Otherwise, that name is clearly in error, because they aren’t new in any way and they surely aren’t Democrats.
I read the ‘they’ as referencing the banks. Yes, the ‘antecedent’ could ahve been made clearer.
Your life or your lupins!
i don’t understand either – weren’t the loans securitized? who owns them now? i doubt it’s the mortgage originator.
my guess is that it’s the mortgage servicer who will being doing the cram downs, but how the losses would be taken by the holders of CDOs and other securities based on the mortgages, i don’t know. and i’m not so sure who they are.
doesn’t mean it shouldn’t be done – i think it should. i just have my doubts it’s as simple as described.
Book Salon a couple of flights upstairs with author Matt Miller and The Tyranny of Dead Ideas hosted by Christy
Apologies for lack of clarity. Banks hold the mortgages on their books at full value. If they were forced to value them at market value (which they would if they were adjusted by bankruptcy court) then their true value would be apparent and it would become evident that they’re not worth what they say they’re worth. If taxpayers take them off their hands at full value, problem solved.
the lack of clarity could all be at my end…. *g*
this is the part i think is more complicated (with the caveat that i could have it very wrong as i’m just trying to learn about all this stuff now and am very definitely still in student mode) and one of the reasons that there is a lot of doubt that in many cases loan docs may not even still exist. by securitized, i mean weren’t the mortgages pooled, sliced and diced into various types of mortgage backed securities which were sold to pensions funds, SWFs, other banks and all manner of “investors” and even “insured” with CDSs?

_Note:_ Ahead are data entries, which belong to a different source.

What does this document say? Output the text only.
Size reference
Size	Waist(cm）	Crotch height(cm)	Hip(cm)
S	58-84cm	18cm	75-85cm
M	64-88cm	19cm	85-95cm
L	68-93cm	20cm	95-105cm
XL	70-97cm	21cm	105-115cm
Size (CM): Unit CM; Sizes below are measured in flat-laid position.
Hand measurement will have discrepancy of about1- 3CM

here’s a bit from something i got a while ago from RGE (sorry, i don’t have the link handy): Structured Finance Glossary – Making Sense of the Alphabet Soup
Rep. Tauscher’s (D-CA-10) phone numbers:
Walnut Creek, CA office: (925) 932-8899
Fairfield, CA office: (707) 428-7792
Washington DC: (202) 225-1880
I live in her district. She never has been primaried. Although there was talk of it the last time around, it never materialized. Although this is a district that has in the past been represented by extreme right wing nut jobs, I think that things have changed a lot and she needs to be run out of town. The district is more Democratic than the one she had when she first defeated a wingnut. She needs to go. I swore I would never support her again when she campaigned for the draconian bankruptcy law. The last two rounds, I have just left the congressional race blank.